KB: Can you talk about the music in the production? It’s an incredibly important element of the storytelling and I thought it was just remarkable.

JW: Our music director, Michael Evora, actually arranged all the music for acapella voices for us; he’s incredible. We love him. Music became the second most important thing in the play after the text. Music is so important to African-American experience in this country. Gardley goes through an historical retrospective in this piece. We knew from scene one that the playwright found the music in this play very important because in the beginning he takes us upon this episodic journey of music through the African-American culture. How are we going to handle the music? How are we going to incorporate instrumentation? How we were going to create the soundscape was critical. What made it a little more intuitive to us was that because we had to treat the sound it in such a unique way, it allowed for each of the actors to bring their own voice to the music. We were able to craft the music around our artists.

KB: One of the things that struck me about the show was how fresh it feels considering its core is a story that’s as old as time — a hero trying to get home. Marcus Gardley is both a poet and a playwright, and the play is full of this lush language, but it’s also full of theatrical events and moments. There’s sometimes a misconception that professional theaters get tons of extra time to put shows together, when really it’s the opposite. How did you decide how much time to spend on the different facets of the script — like the language and the events, for example?

JW: Well, it’s about how do you maximize the idea of creating imagery and being as evocative as possible without literally trying to be in different places? How do we allow the audience to use their imagination in as many ways as possible? How can we be evocative with bodies and space? We’re an actor-driven institution. Working with the set designer, in terms of trying to make the space as transformable as possible as quickly as possible. We knew that walls and doors and practical structure would not be our friends. Those chains that form the back wall of the theater is a mile worth of chains from end to end. We wanted something we could move easily through. This show I think is about breaking chains, it’s about breaking the cycles of oppression. And the idea of seeing through the chains, the idea of seeing past where we are, we did not want any kind of walls in this production — we have a relationship with the audience as we have a relationship with our ancestors. That idea of looking into the past as looking into the future, so we’re trying to work metaphorically on different levels. We needed the space to create evocative images and we wanted to train our audiences to not think in terms of the literal. All too often people come into a theater and they want to sit back and have a passive relationship to the work and Marcus Gardley requires that we lean forward. The message in this play is we have to stop having passive relationships to history. We have to want to understand and try to see each other.

Working in theater is a collaboration. It’s also a collaboration of scheduling. A lot of how we divide our time has to do with that. We have a cast composed of our acting company and our Providence-based artist community and members of our company who are from Boston and we have members of our company from our graduate program. Scheduling dictates a lot of how we work on the play. But to not put it all on scheduling, Jude and I committed on day one that there are a lot of times in a four-week rehearsal period where there’s an anxiousness to get on our feet as much as possible, and we committed to spend as much time around the table as needed.

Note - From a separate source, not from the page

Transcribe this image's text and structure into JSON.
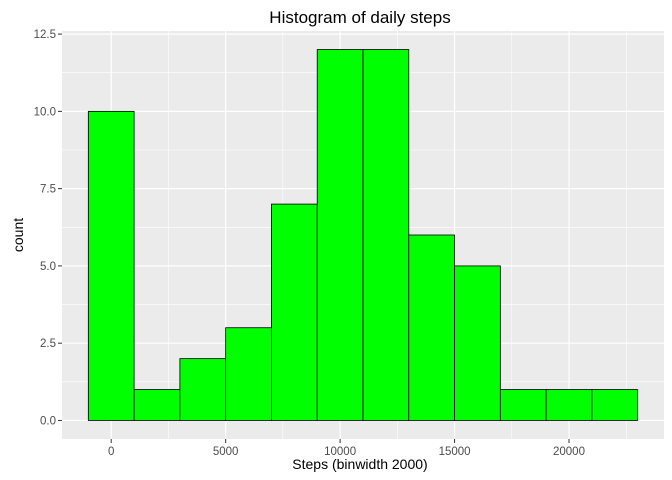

We read the play and talked about the play and talked about, first and foremost, what are the mechanics of the story? What does this chess board thing mean? Who are these gods? What are their relationships to African deities? And we did not rush to get to our feet. We knew that if our cast understood the play, they would understand how to behave in the world of that play. If you don’t spend enough time getting a cast on the same page of what the rules are, you get onstage and you hit a wall because actors are saying, “I don’t understand the sense of this. I don’t understand where we are and how we got here.” We knew we had too much to do in the second week of rehearsal to have actors not clear on all that. The play had to win out. We knew we could tell this story with just bodies and space. Approaching the play to tell it with that kind of clarity was the most important thing.

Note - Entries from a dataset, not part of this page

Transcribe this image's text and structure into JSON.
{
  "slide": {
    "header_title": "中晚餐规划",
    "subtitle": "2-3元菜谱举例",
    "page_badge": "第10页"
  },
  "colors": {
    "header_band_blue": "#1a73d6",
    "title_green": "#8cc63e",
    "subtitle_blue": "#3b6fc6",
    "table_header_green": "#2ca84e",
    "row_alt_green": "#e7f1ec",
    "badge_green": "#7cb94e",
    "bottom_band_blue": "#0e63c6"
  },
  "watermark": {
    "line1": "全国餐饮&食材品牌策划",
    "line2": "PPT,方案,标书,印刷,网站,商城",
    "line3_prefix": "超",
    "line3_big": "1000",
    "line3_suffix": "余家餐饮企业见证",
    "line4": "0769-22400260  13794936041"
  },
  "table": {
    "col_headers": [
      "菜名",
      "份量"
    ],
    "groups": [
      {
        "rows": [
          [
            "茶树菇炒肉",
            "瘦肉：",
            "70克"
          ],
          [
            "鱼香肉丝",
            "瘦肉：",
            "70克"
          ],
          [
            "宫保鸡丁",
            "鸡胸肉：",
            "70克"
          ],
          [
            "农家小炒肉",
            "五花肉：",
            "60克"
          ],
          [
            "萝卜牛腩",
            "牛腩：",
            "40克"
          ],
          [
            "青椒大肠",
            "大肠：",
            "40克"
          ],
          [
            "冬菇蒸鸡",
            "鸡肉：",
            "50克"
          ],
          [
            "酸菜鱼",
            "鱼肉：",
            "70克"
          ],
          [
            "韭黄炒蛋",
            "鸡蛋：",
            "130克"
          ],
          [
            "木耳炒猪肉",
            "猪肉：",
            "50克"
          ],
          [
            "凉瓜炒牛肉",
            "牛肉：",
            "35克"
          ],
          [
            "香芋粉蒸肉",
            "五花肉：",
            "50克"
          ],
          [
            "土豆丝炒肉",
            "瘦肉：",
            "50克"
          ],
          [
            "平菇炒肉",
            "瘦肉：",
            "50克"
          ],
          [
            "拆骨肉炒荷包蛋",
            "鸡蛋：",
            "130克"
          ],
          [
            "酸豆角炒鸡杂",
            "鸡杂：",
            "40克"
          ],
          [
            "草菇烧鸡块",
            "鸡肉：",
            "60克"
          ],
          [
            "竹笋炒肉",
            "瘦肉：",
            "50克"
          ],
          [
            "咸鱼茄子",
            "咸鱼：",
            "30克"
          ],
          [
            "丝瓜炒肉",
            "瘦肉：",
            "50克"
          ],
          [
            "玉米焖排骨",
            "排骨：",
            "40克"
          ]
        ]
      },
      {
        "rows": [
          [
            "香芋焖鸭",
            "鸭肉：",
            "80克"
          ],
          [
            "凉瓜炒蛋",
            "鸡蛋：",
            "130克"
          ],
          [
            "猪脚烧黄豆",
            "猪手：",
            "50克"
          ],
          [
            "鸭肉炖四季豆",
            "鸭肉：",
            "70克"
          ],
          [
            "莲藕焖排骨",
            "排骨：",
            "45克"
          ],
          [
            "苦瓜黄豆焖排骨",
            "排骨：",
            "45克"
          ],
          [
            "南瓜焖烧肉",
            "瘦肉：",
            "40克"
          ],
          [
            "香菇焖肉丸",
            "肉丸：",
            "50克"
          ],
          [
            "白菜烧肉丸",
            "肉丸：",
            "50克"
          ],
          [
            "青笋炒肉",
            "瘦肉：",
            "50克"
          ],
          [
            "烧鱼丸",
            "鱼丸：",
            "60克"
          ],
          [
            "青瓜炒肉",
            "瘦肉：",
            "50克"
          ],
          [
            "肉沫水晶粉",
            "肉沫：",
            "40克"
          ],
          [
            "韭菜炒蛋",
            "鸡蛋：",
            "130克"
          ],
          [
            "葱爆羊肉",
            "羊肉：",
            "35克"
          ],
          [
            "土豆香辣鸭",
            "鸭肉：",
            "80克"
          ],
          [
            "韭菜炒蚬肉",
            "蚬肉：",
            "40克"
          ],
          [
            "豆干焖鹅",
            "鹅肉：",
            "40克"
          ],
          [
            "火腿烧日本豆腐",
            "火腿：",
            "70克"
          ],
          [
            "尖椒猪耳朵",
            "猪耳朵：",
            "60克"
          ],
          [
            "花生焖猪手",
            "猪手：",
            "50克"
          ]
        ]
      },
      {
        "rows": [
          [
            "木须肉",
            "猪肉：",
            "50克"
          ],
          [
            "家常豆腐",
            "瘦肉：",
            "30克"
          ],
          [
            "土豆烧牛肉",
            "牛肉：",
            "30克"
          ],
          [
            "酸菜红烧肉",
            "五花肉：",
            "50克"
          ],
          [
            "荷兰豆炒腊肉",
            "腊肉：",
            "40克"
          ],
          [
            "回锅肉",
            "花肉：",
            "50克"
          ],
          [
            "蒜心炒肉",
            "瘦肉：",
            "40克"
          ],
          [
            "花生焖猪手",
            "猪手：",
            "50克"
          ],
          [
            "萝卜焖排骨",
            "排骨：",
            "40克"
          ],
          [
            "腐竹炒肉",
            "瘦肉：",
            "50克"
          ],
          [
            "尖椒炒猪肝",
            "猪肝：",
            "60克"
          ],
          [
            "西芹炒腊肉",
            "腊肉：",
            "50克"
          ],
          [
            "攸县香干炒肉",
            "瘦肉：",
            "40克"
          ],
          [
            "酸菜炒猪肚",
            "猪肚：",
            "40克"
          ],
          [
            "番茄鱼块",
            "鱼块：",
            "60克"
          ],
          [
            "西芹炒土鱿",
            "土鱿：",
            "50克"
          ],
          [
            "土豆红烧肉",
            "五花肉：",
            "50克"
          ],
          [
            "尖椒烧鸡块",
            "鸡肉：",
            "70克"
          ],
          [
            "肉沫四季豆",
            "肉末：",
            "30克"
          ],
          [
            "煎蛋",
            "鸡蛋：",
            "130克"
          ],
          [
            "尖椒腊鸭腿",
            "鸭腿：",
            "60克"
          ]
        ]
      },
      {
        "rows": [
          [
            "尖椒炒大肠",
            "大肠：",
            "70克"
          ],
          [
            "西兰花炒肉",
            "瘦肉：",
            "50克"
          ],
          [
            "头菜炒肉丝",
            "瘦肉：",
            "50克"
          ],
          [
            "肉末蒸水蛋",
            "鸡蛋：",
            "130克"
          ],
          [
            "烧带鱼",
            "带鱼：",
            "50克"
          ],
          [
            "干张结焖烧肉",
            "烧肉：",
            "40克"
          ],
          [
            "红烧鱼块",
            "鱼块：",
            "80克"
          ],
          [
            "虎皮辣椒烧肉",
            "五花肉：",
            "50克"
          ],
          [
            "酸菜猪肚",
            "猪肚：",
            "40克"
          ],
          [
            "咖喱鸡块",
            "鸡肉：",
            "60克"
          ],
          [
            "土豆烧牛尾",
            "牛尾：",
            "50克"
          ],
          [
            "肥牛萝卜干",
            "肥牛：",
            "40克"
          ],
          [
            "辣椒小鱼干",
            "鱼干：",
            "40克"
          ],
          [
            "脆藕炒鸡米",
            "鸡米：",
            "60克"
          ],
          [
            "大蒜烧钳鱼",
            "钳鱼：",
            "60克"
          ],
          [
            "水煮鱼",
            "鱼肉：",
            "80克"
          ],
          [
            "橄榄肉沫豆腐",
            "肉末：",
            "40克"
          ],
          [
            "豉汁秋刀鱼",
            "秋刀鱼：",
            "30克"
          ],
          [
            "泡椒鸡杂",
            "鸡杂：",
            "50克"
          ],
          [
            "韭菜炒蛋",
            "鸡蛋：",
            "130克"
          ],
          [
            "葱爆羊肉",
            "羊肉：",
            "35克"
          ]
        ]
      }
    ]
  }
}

KB: I’m curious to hear about the process in terms of working with a co-director.

JW: Having two directors became our great strength. I work very much from the inside as an actor — very character-driven, psychologically-driven. Jude said early on, “Joe is going to be on the inside on this play.” It worked because I’m playing the emotional center of the play. And Jude is very much more of a visual person, because he’s also a dancer. So the nature of how we work individually as artists gives him a great gift. So we could tackle this play from both sides. Jude had a hand in crafting what this show was visually. We were also transparent to the cast about that. We were never afraid to say, “I don’t know. What do you think?” That gave our cast and our production team as well a sense of agency and ownership over the work.

KB: How would you tell people to watch the show? I’ve been telling friends who are seeing the show that watching it in a traditional way would be a mistake. That you sort of have to take it as it comes, because it’s this wonderful collage of music and poetry and theater all at once. Do you think that’s inaccurate? It’s such a unique piece, it feels like it needs something unique from its audience.

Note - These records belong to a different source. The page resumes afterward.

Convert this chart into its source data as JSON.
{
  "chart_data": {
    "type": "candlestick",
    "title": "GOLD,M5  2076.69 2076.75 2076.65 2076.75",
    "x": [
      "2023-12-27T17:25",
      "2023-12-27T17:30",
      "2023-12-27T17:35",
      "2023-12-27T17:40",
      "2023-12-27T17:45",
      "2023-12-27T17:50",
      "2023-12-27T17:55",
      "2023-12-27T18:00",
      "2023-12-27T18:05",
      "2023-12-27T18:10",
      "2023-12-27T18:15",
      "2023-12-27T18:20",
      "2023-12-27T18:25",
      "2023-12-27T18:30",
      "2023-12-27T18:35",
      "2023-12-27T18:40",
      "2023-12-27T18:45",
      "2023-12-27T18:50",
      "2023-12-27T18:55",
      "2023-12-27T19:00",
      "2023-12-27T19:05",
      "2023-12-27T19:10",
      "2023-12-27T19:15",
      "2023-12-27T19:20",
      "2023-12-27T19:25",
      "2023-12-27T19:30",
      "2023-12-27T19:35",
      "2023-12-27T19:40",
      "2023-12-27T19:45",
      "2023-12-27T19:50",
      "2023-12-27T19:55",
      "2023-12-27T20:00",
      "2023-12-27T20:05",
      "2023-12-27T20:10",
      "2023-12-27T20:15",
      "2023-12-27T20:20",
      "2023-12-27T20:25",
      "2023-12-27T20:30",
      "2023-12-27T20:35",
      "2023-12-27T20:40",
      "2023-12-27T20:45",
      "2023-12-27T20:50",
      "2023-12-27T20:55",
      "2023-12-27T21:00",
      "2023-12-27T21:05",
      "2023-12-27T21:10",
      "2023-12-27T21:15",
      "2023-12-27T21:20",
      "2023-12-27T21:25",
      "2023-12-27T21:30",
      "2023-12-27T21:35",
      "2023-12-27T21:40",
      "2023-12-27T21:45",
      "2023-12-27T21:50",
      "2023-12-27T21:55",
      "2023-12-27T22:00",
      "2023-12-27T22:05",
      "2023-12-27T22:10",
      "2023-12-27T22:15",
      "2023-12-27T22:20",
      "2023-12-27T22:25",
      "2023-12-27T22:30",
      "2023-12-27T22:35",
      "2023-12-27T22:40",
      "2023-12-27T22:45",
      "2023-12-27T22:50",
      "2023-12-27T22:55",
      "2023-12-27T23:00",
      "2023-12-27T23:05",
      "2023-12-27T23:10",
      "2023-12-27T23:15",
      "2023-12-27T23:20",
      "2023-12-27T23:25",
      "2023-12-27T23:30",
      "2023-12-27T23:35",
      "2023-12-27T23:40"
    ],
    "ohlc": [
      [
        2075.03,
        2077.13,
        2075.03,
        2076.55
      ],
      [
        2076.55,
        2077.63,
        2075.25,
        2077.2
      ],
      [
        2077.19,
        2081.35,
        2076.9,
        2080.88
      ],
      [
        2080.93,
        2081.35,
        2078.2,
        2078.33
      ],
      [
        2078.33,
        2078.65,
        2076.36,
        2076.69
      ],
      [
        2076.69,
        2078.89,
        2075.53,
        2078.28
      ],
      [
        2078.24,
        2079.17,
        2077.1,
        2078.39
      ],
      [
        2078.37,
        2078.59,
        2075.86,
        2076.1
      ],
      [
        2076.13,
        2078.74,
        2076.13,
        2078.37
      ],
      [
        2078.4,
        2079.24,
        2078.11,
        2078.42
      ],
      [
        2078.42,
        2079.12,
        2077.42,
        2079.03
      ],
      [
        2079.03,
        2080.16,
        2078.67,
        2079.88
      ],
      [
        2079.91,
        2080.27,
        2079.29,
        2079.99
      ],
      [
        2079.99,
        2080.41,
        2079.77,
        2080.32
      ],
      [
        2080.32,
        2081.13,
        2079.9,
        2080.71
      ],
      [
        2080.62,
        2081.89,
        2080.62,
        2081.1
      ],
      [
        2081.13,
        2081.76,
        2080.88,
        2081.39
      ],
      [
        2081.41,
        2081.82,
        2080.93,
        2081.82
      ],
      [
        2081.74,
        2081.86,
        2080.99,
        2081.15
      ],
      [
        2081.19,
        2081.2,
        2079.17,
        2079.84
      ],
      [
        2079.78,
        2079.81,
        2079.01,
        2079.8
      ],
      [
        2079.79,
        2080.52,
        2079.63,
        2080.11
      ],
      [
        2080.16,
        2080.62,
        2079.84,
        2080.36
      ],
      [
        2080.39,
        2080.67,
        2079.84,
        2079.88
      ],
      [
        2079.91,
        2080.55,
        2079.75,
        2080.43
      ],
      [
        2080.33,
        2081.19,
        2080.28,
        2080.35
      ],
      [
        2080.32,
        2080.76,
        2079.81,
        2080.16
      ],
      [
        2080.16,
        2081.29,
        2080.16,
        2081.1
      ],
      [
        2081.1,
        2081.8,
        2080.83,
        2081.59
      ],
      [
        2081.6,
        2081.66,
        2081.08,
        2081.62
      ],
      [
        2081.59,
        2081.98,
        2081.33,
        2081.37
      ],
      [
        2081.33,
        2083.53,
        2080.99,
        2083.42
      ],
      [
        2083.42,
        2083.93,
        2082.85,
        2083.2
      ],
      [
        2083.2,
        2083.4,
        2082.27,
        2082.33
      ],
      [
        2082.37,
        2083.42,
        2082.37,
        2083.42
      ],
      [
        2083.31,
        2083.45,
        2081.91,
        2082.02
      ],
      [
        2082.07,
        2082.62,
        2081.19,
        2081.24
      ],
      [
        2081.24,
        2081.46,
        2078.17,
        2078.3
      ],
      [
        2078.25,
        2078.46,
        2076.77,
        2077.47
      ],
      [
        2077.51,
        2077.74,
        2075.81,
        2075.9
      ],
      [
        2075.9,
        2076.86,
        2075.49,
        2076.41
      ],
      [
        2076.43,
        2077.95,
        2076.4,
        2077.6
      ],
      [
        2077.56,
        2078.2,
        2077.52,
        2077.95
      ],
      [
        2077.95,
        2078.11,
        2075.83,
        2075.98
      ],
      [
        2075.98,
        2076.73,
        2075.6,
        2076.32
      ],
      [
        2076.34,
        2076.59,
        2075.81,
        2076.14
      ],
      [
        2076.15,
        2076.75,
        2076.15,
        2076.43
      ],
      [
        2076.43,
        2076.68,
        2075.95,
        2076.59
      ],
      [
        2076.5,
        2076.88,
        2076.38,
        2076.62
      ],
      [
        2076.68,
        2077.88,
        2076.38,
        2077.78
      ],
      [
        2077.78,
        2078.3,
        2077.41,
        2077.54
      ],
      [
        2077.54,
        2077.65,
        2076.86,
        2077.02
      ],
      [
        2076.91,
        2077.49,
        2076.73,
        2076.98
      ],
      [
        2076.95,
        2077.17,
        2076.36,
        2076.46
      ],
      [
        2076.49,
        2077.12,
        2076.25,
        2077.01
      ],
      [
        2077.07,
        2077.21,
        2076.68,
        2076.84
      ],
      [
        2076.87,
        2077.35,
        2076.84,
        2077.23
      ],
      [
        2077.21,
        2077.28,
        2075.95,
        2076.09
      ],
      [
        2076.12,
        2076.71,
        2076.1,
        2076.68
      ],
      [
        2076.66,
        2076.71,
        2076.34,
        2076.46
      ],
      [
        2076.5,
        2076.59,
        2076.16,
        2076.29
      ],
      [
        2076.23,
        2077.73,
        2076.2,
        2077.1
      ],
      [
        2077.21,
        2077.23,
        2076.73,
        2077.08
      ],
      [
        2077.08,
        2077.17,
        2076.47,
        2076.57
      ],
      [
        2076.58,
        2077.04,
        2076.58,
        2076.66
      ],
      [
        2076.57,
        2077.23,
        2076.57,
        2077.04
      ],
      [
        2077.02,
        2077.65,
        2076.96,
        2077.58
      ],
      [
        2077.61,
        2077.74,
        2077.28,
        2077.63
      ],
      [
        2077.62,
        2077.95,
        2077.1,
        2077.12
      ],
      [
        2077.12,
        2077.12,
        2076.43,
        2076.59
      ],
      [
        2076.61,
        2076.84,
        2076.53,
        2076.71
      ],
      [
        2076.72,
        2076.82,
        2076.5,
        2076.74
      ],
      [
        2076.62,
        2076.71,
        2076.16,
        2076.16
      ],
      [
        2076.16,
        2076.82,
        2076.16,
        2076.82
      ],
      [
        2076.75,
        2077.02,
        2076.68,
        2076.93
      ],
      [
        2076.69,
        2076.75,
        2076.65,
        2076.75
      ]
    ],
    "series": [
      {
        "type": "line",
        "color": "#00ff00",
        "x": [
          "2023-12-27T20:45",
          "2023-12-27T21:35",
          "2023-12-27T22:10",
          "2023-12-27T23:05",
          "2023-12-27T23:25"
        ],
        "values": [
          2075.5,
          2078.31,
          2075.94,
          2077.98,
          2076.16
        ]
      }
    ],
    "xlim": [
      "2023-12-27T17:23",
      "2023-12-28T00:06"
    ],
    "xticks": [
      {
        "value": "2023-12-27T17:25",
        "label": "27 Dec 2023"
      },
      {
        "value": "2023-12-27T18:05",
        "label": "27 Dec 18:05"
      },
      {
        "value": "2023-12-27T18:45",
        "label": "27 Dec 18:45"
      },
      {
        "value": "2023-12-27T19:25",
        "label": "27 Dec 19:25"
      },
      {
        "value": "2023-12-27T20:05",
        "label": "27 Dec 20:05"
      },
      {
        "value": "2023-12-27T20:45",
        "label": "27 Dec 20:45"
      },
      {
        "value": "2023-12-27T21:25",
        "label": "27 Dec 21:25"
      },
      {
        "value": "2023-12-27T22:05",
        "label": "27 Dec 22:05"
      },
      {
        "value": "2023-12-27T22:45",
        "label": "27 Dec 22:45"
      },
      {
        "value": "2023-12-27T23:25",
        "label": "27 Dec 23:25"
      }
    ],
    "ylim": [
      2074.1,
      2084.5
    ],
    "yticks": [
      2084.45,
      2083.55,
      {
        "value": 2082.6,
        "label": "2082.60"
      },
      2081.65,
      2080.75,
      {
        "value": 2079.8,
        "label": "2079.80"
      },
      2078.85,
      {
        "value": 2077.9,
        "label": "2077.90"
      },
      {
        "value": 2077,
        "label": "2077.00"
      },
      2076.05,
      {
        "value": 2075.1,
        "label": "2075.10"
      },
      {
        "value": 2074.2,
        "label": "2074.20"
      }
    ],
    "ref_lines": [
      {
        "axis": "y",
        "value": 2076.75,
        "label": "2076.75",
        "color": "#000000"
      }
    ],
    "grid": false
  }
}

JW: I think it’s a very different kind of theatrical experience, but I think it’s an experience we’ve all had before. It’s using the Odyssey as a framework, but the lens is through black people in this country over the past 390 years. I think when you deal with these kind of sweeping epic productions, if you don’t allow it to wash over you, you don’t give yourself a chance to understand and be confused, and I think that’s also a metaphor for the African-American experience over the course of our existence in this country. I think African-Americans have had to find a variety of ways to exist in this country and survive, whether that be through drama or music or laughter. I think this play goes from being a study in poetry and then becomes absolutely pedestrian in its scenes in Oakland. It is a reflection of the coping mechanism of the way African-Americans have to survive this experience called America. We live in a culture and a time when we want instant gratification. We want to know now. We want the information now — without allowing ourselves to operate in spaces of not knowing. Of spaces of not understanding. Of spaces of not being comfortable. The form of the play then becomes a metaphor for that. That’s why this play is an epic journey. Ulysses finds himself floating in spaces where he doesn’t exactly know what’s going on.

KB: Now that you’ve been performing the show for awhile, what’s the cost to you as a performer?

JW: I guess what fuels us going forward with this production is the joy that we see from our cast. The gratitude that we see from our audiences. That, as an experience, it gives us the strength to keep going forward. I don’t know any play that doesn’t take a toll, but I think part of what makes this play repeatable eight times a week is what Marcus Gardley has built into this play. The resilience that comes through the music. The resilience that comes through the humor of the play. The form of the play mimics how we, as a people, have survived. The play rejuvenates us. The play keeps feeding us. There are moments in the play where I feel like I can’t go on emotionally, and the playwright gives us a song or a line or a laugh and it propels me forward. The play remains the thing and the experience is rejuvenating. Yes, it’s taxing and emotional, but it’s thrilling.